De la mauve, de la chicorée, du genièvre, de l’ortie, de la bardane, de la guimauve et du sureau pour une tisane très agréable. Pourtant, je ne raffole pas des tisanes !
Mais cela m’a fait repenser à cette conversation à la radio, retrouvée dans les archives ! Voici donc quelqu’un qui aime et connaît les plantes médicinales. Je me suis dit aussi que c’était l’occasion d’entendre un accent bien différent de celui de Marseille car Anny Schneider vient de l’est de la France. Et elle a gardé cet accent, plus traînant, même si elle vit au Québec depuis longtemps. Un accent peut-être plus facile à comprendre !
Transcription :
– Je viens d’un petit village d’Alsace, des Vosges du nord, près du Grand Parc Régional, typiquement alsacien, avec les vergers, les jardins, la grande forêt vosgienne en arrière.
– Vous y avez passé du temps, dans cette forêt, lorsque vous étiez enfant.
– Ah oui, je suivais mon papa. Son domaine, c’était la forêt, donc il m’emmenait dans le bois en suivant…

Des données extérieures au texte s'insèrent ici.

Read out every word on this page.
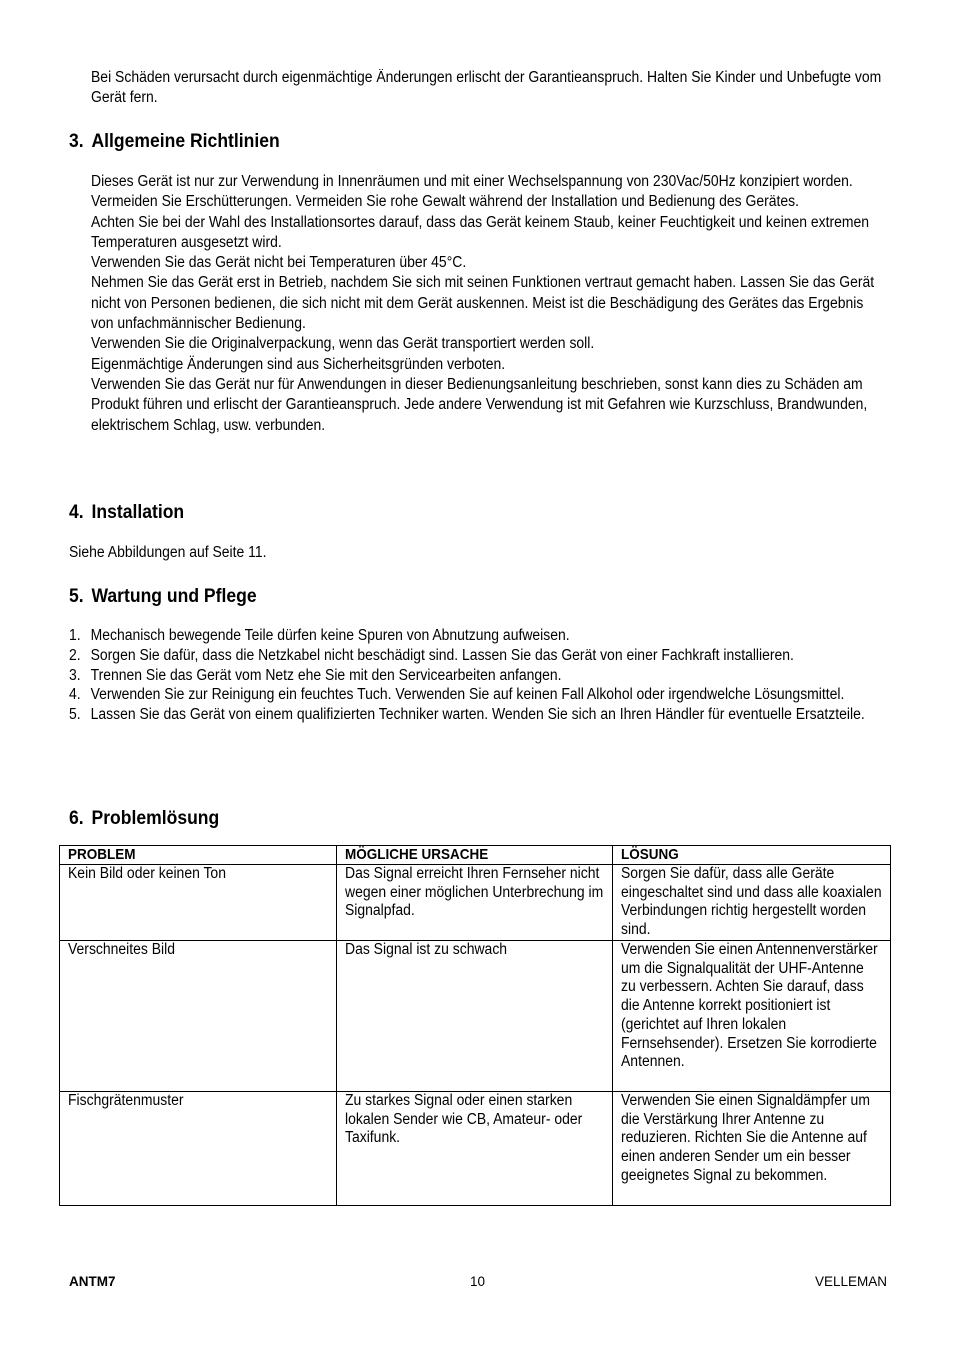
Bei Schäden verursacht durch eigenmächtige Änderungen erlischt der Garantieanspruch. Halten Sie Kinder und Unbefugte vom Gerät fern.

3. Allgemeine Richtlinien

Dieses Gerät ist nur zur Verwendung in Innenräumen und mit einer Wechselspannung von 230Vac/50Hz konzipiert worden.

Vermeiden Sie Erschütterungen. Vermeiden Sie rohe Gewalt während der Installation und Bedienung des Gerätes.

Achten Sie bei der Wahl des Installationsortes darauf, dass das Gerät keinem Staub, keiner Feuchtigkeit und keinen extremen Temperaturen ausgesetzt wird.

Verwenden Sie das Gerät nicht bei Temperaturen über 45°C.

Nehmen Sie das Gerät erst in Betrieb, nachdem Sie sich mit seinen Funktionen vertraut gemacht haben. Lassen Sie das Gerät nicht von Personen bedienen, die sich nicht mit dem Gerät auskennen. Meist ist die Beschädigung des Gerätes das Ergebnis von unfachmännischer Bedienung.

Verwenden Sie die Originalverpackung, wenn das Gerät transportiert werden soll.

Eigenmächtige Änderungen sind aus Sicherheitsgründen verboten.

Verwenden Sie das Gerät nur für Anwendungen in dieser Bedienungsanleitung beschrieben, sonst kann dies zu Schäden am Produkt führen und erlischt der Garantieanspruch. Jede andere Verwendung ist mit Gefahren wie Kurzschluss, Brandwunden, elektrischem Schlag, usw. verbunden.

4. Installation

Siehe Abbildungen auf Seite 11.

5. Wartung und Pflege
1. Mechanisch bewegende Teile dürfen keine Spuren von Abnutzung aufweisen.
2. Sorgen Sie dafür, dass die Netzkabel nicht beschädigt sind. Lassen Sie das Gerät von einer Fachkraft installieren.
3. Trennen Sie das Gerät vom Netz ehe Sie mit den Servicearbeiten anfangen.
4. Verwenden Sie zur Reinigung ein feuchtes Tuch. Verwenden Sie auf keinen Fall Alkohol oder irgendwelche Lösungsmittel.
5. Lassen Sie das Gerät von einem qualifizierten Techniker warten. Wenden Sie sich an Ihren Händler für eventuelle Ersatzteile.
6. Problemlösung
PROBLEM	MÖGLICHE URSACHE	LÖSUNG

Kein Bild oder keinen Ton	Das Signal erreicht Ihren Fernseher nicht wegen einer möglichen Unterbrechung im Signalpfad.	Sorgen Sie dafür, dass alle Geräte eingeschaltet sind und dass alle koaxialen Verbindungen richtig hergestellt worden sind.

Verschneites Bild	Das Signal ist zu schwach	Verwenden Sie einen Antennenverstärker um die Signalqualität der UHF-Antenne zu verbessern. Achten Sie darauf, dass die Antenne korrekt positioniert ist (gerichtet auf Ihren lokalen Fernsehsender). Ersetzen Sie korrodierte Antennen.

Fischgrätenmuster	Zu starkes Signal oder einen starken lokalen Sender wie CB, Amateur- oder Taxifunk.	Verwenden Sie einen Signaldämpfer um die Verstärkung Ihrer Antenne zu reduzieren. Richten Sie die Antenne auf einen anderen Sender um ein besser geeignetes Signal zu bekommen.
ANTM7	10	VELLEMAN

– C’était un homme des bois, vous dites.
– Oui. Toutes les saisons. C’était son métier et il nous nourrissait grâce au fruit (1) de ses cueillettes.
– J’ai fait tous les pays d’Europe, seule et en stop (2) entre seize et vingt-cinq ans. Puis je trouvais que ça se ressemblait un peu, qu’il y avait des carcans (3), que c’était limité. Je rêvais d’espaces plus vastes, d’une pensée plus libre encore, du Nouveau Monde, comme beaucoup de gens. C’est un pays mythique, la cabane, les Indiens, les grands espaces. Moi aussi, je rêvais de ça.
– Vous travailliez à l’époque (4)? Comment vous viviez ?
– Je travaillais pendant six mois, je dépensais mon argent là où j’allais, au fur et à mesure (5). Je découpais mes séjours. Donc un jour, je suis partie dans le Nouveau Monde, en Nouvelle France, et je pensais pas y rester si longtemps. Moi, je voulais faire toute l’Amérique du nord au sud. Mais je suis restée accrochée au Québec.
– Qu’est-ce qui vous a montré que c’était votre chemin de devenir herboriste ?
– Le pissenlit (6), etc, ils connaissaient pas ça au Québec. Pour moi, ça faisait partie du quotidien. Donc comme ça, un jour, le patron, qui est un journaliste d’ailleurs, un chroniqueur de radio très connu là-bas, il m’a dit : Mais madame Anny, il faut que vous enseigniez votre savoir à nos membres et nos visiteurs. Donc j’ai donné des… mes premiers ateliers d’indentification et de transformation des plantes.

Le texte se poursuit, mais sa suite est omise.